In a FB IPS discussion on transcendentals, Mark Schmanko said the following:
"It's
funny - here on this forum, many of us are all very sophisticated,
resorting to all the 'postness' and adjacency, and realism, and
enactment talk. But, still, we seem incapable of discarding (or just
metaphysically refuse to discard) the nonduality gospel. That, my
friends, is the real metaphysics of presence around here, the elephant
in the root-identity of the consoled mind, the presumption of some
realizable 'prior' or simultaneously all-pervasive unity with all
things, with all-that-is; all the contemplatives and meditators, all the
philosophical adepts around here continue to take repose in the solace
of an imagined unity, kataphatically or apophatically (for the
Buddhist-oriented), as such taking perpetual, rhetorrically unfindable
subtle-causal pleasure in self-affirming their attunement to it.
"Even
Bhaskar seems to have drank the nondual koolaide!

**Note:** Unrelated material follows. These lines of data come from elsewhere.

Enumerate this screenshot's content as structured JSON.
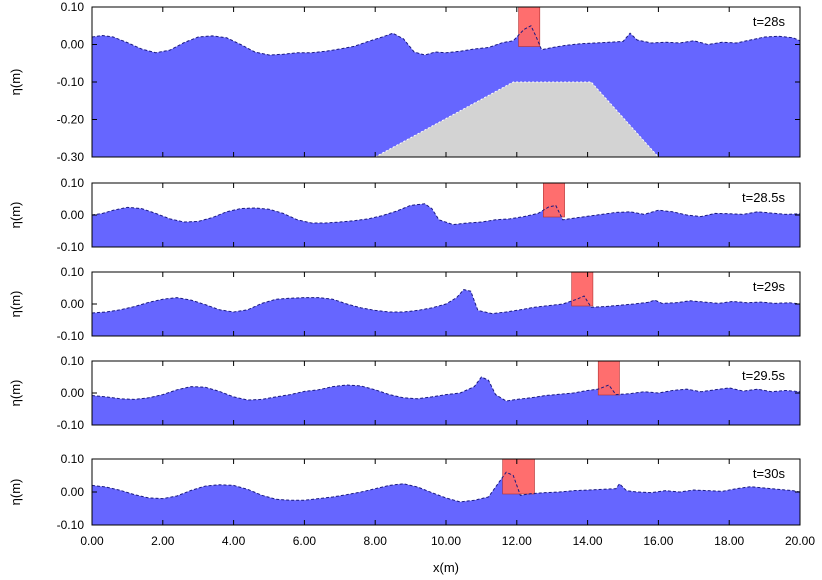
{
  "chart_data": {
    "type": "area",
    "xlabel": "x(m)",
    "ylabel": "η(m)",
    "xlim": [
      0,
      20
    ],
    "x_tick_labels": [
      "0.00",
      "2.00",
      "4.00",
      "6.00",
      "8.00",
      "10.00",
      "12.00",
      "14.00",
      "16.00",
      "18.00",
      "20.00"
    ],
    "x_ticks": [
      0,
      2,
      4,
      6,
      8,
      10,
      12,
      14,
      16,
      18,
      20
    ],
    "fill_color": "#6666ff",
    "line_color": "#1a1a80",
    "structure_color": "#d3d3d3",
    "highlight_color": "#ff6666",
    "structure": {
      "x": [
        8.0,
        11.9,
        14.1,
        16.0
      ],
      "y": [
        -0.3,
        -0.1,
        -0.1,
        -0.3
      ]
    },
    "panels": [
      {
        "time_label": "t=28s",
        "ylim": [
          -0.3,
          0.1
        ],
        "y_ticks": [
          0.1,
          0.0,
          -0.1,
          -0.2,
          -0.3
        ],
        "y_tick_labels": [
          "0.10",
          "0.00",
          "-0.10",
          "-0.20",
          "-0.30"
        ],
        "show_structure": true,
        "highlight_range": [
          12.05,
          12.65
        ],
        "x": [
          0,
          0.3,
          0.6,
          1.0,
          1.4,
          1.8,
          2.2,
          2.6,
          3.0,
          3.4,
          3.8,
          4.2,
          4.6,
          5.0,
          5.4,
          5.8,
          6.2,
          6.6,
          7.0,
          7.4,
          7.8,
          8.2,
          8.5,
          8.8,
          9.1,
          9.4,
          9.7,
          10.0,
          10.4,
          10.8,
          11.2,
          11.6,
          11.9,
          12.2,
          12.4,
          12.55,
          12.7,
          13.0,
          13.4,
          13.8,
          14.2,
          14.6,
          15.0,
          15.2,
          15.4,
          15.8,
          16.2,
          16.6,
          17.0,
          17.4,
          17.8,
          18.2,
          18.6,
          19.0,
          19.4,
          19.8,
          20.0
        ],
        "y": [
          0.02,
          0.024,
          0.02,
          0.005,
          -0.012,
          -0.022,
          -0.015,
          0.005,
          0.02,
          0.023,
          0.018,
          0.0,
          -0.02,
          -0.028,
          -0.026,
          -0.022,
          -0.022,
          -0.018,
          -0.012,
          -0.005,
          0.008,
          0.02,
          0.03,
          0.015,
          -0.02,
          -0.028,
          -0.02,
          -0.022,
          -0.018,
          -0.012,
          -0.008,
          0.005,
          0.01,
          0.04,
          0.05,
          0.02,
          -0.014,
          -0.008,
          -0.002,
          0.002,
          0.004,
          0.006,
          0.008,
          0.03,
          0.012,
          0.004,
          0.006,
          0.004,
          0.01,
          0.0,
          0.006,
          0.004,
          0.012,
          0.02,
          0.022,
          0.018,
          0.01
        ]
      },
      {
        "time_label": "t=28.5s",
        "ylim": [
          -0.1,
          0.1
        ],
        "y_ticks": [
          0.1,
          0.0,
          -0.1
        ],
        "y_tick_labels": [
          "0.10",
          "0.00",
          "-0.10"
        ],
        "show_structure": false,
        "highlight_range": [
          12.75,
          13.35
        ],
        "x": [
          0,
          0.3,
          0.6,
          1.0,
          1.4,
          1.8,
          2.2,
          2.6,
          3.0,
          3.4,
          3.8,
          4.2,
          4.6,
          5.0,
          5.4,
          5.8,
          6.2,
          6.6,
          7.0,
          7.4,
          7.8,
          8.2,
          8.6,
          9.0,
          9.4,
          9.6,
          9.8,
          10.2,
          10.6,
          11.0,
          11.4,
          11.8,
          12.2,
          12.6,
          12.9,
          13.1,
          13.3,
          13.6,
          14.0,
          14.4,
          14.8,
          15.2,
          15.6,
          16.0,
          16.4,
          16.8,
          17.2,
          17.6,
          18.0,
          18.4,
          18.8,
          19.2,
          19.6,
          20.0
        ],
        "y": [
          0.0,
          0.005,
          0.015,
          0.024,
          0.02,
          0.005,
          -0.012,
          -0.022,
          -0.02,
          -0.008,
          0.01,
          0.02,
          0.022,
          0.018,
          0.005,
          -0.015,
          -0.025,
          -0.025,
          -0.022,
          -0.018,
          -0.012,
          -0.002,
          0.012,
          0.03,
          0.035,
          0.02,
          -0.015,
          -0.03,
          -0.025,
          -0.022,
          -0.015,
          -0.012,
          -0.005,
          0.005,
          0.025,
          0.03,
          -0.015,
          -0.01,
          -0.004,
          0.002,
          0.008,
          0.01,
          0.002,
          0.015,
          0.01,
          0.0,
          -0.005,
          0.005,
          0.004,
          0.002,
          0.01,
          0.006,
          0.002,
          0.004
        ]
      },
      {
        "time_label": "t=29s",
        "ylim": [
          -0.1,
          0.1
        ],
        "y_ticks": [
          0.1,
          0.0,
          -0.1
        ],
        "y_tick_labels": [
          "0.10",
          "0.00",
          "-0.10"
        ],
        "show_structure": false,
        "highlight_range": [
          13.55,
          14.15
        ],
        "x": [
          0,
          0.4,
          0.8,
          1.2,
          1.6,
          2.0,
          2.4,
          2.8,
          3.2,
          3.6,
          4.0,
          4.4,
          4.8,
          5.2,
          5.6,
          6.0,
          6.4,
          6.8,
          7.2,
          7.6,
          8.0,
          8.4,
          8.8,
          9.2,
          9.6,
          10.0,
          10.3,
          10.5,
          10.7,
          10.9,
          11.3,
          11.7,
          12.1,
          12.5,
          12.9,
          13.3,
          13.7,
          13.9,
          14.1,
          14.5,
          14.9,
          15.3,
          15.7,
          15.9,
          16.1,
          16.5,
          16.9,
          17.3,
          17.7,
          18.1,
          18.5,
          18.9,
          19.3,
          19.7,
          20.0
        ],
        "y": [
          -0.028,
          -0.025,
          -0.018,
          -0.008,
          0.005,
          0.015,
          0.02,
          0.012,
          -0.002,
          -0.018,
          -0.025,
          -0.018,
          0.002,
          0.015,
          0.018,
          0.02,
          0.02,
          0.015,
          0.0,
          -0.012,
          -0.02,
          -0.025,
          -0.025,
          -0.02,
          -0.012,
          0.0,
          0.02,
          0.045,
          0.04,
          -0.02,
          -0.03,
          -0.025,
          -0.018,
          -0.01,
          -0.005,
          0.0,
          0.015,
          0.025,
          -0.01,
          -0.008,
          -0.004,
          0.0,
          0.005,
          0.012,
          0.002,
          0.004,
          0.01,
          0.006,
          0.002,
          0.008,
          0.004,
          0.006,
          0.002,
          0.004,
          0.0
        ]
      },
      {
        "time_label": "t=29.5s",
        "ylim": [
          -0.1,
          0.1
        ],
        "y_ticks": [
          0.1,
          0.0,
          -0.1
        ],
        "y_tick_labels": [
          "0.10",
          "0.00",
          "-0.10"
        ],
        "show_structure": false,
        "highlight_range": [
          14.3,
          14.9
        ],
        "x": [
          0,
          0.4,
          0.8,
          1.2,
          1.6,
          2.0,
          2.4,
          2.8,
          3.2,
          3.6,
          4.0,
          4.4,
          4.8,
          5.2,
          5.6,
          6.0,
          6.4,
          6.8,
          7.2,
          7.6,
          8.0,
          8.4,
          8.8,
          9.2,
          9.6,
          10.0,
          10.4,
          10.8,
          11.0,
          11.2,
          11.4,
          11.7,
          12.0,
          12.4,
          12.8,
          13.2,
          13.6,
          14.0,
          14.3,
          14.6,
          14.8,
          15.2,
          15.6,
          16.0,
          16.4,
          16.8,
          17.2,
          17.6,
          18.0,
          18.4,
          18.8,
          19.2,
          19.6,
          20.0
        ],
        "y": [
          -0.008,
          -0.012,
          -0.018,
          -0.02,
          -0.015,
          -0.005,
          0.01,
          0.02,
          0.018,
          0.005,
          -0.012,
          -0.022,
          -0.02,
          -0.012,
          -0.005,
          0.005,
          0.01,
          0.02,
          0.025,
          0.022,
          0.01,
          -0.005,
          -0.015,
          -0.018,
          -0.012,
          -0.005,
          0.0,
          0.02,
          0.05,
          0.04,
          -0.005,
          -0.025,
          -0.02,
          -0.015,
          -0.008,
          -0.004,
          0.0,
          0.008,
          0.012,
          0.025,
          -0.005,
          -0.002,
          0.004,
          0.0,
          0.008,
          0.012,
          0.004,
          0.01,
          0.016,
          0.006,
          0.012,
          0.004,
          0.008,
          0.004
        ]
      },
      {
        "time_label": "t=30s",
        "ylim": [
          -0.1,
          0.1
        ],
        "y_ticks": [
          0.1,
          0.0,
          -0.1
        ],
        "y_tick_labels": [
          "0.10",
          "0.00",
          "-0.10"
        ],
        "show_structure": false,
        "highlight_range": [
          11.6,
          12.5
        ],
        "x": [
          0,
          0.4,
          0.8,
          1.2,
          1.6,
          2.0,
          2.4,
          2.8,
          3.2,
          3.6,
          4.0,
          4.4,
          4.8,
          5.2,
          5.6,
          6.0,
          6.4,
          6.8,
          7.2,
          7.6,
          8.0,
          8.4,
          8.8,
          9.2,
          9.6,
          10.0,
          10.4,
          10.8,
          11.2,
          11.5,
          11.7,
          11.9,
          12.1,
          12.4,
          12.8,
          13.2,
          13.6,
          14.0,
          14.4,
          14.8,
          14.9,
          15.1,
          15.4,
          15.8,
          16.2,
          16.6,
          17.0,
          17.4,
          17.8,
          18.2,
          18.6,
          19.0,
          19.4,
          19.8,
          20.0
        ],
        "y": [
          0.02,
          0.015,
          0.005,
          -0.008,
          -0.018,
          -0.02,
          -0.012,
          0.005,
          0.018,
          0.022,
          0.02,
          0.008,
          -0.01,
          -0.022,
          -0.025,
          -0.025,
          -0.02,
          -0.015,
          -0.008,
          0.0,
          0.01,
          0.02,
          0.025,
          0.015,
          -0.002,
          -0.018,
          -0.03,
          -0.025,
          -0.015,
          0.03,
          0.06,
          0.05,
          -0.01,
          -0.005,
          -0.002,
          0.0,
          0.004,
          0.006,
          0.008,
          0.01,
          0.025,
          0.004,
          0.0,
          -0.002,
          0.004,
          0.0,
          0.006,
          0.004,
          0.002,
          0.01,
          0.016,
          0.012,
          0.008,
          0.004,
          0.0
        ]
      }
    ]
  }
}
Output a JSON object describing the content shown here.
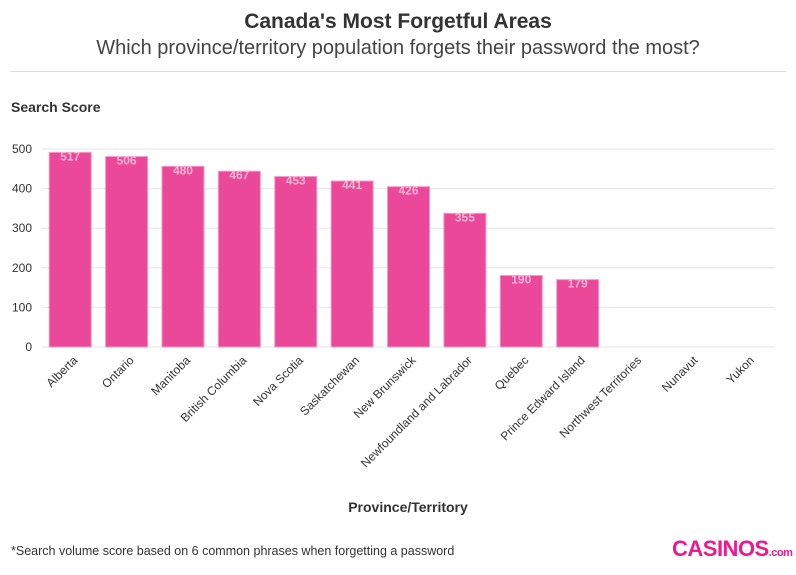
{
  "chart_data": {
    "type": "bar",
    "title": "Canada's Most Forgetful Areas",
    "subtitle": "Which province/territory population forgets their password the most?",
    "ylabel": "Search Score",
    "xlabel": "Province/Territory",
    "categories": [
      "Alberta",
      "Ontario",
      "Manitoba",
      "British Columbia",
      "Nova Scotia",
      "Saskatchewan",
      "New Brunswick",
      "Newfoundland and Labrador",
      "Quebec",
      "Prince Edward Island",
      "Northwest Territories",
      "Nunavut",
      "Yukon"
    ],
    "values": [
      517,
      506,
      480,
      467,
      453,
      441,
      426,
      355,
      190,
      179,
      0,
      0,
      0
    ],
    "data_labels": [
      "517",
      "506",
      "480",
      "467",
      "453",
      "441",
      "426",
      "355",
      "190",
      "179",
      "",
      "",
      ""
    ],
    "yticks": [
      0,
      100,
      200,
      300,
      400,
      500
    ],
    "ylim": [
      0,
      525
    ],
    "grid": true,
    "bar_color": "#ec4899",
    "footnote": "*Search volume score based on 6 common phrases when forgetting a password"
  },
  "logo": {
    "text": "CASINOS",
    "suffix": ".com"
  }
}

What is this impulse
to submit to a great ocean that subsumes difference? Love does not
exist unless there is more-than-one! Ethics does not exist unless there
is more-than-two! The universe is not a single entity, so why do we go
on positing the nondual as an ultimate realization. (Posting this as a
thread-starter too, but it was inspired here; hence the double
announcement)"
I replied:
I'm with you Mark
on the Buddhist 'nondual' metaphysics of presence. But not all
Buddhists adhere to this view, just the shentong. The rangtong is
another story. I covered this at length in numerous Ning IPS threads,
especially the Batchelor thread. It's also why I like Thompson's work on meditative states, as he is a rangtong himself.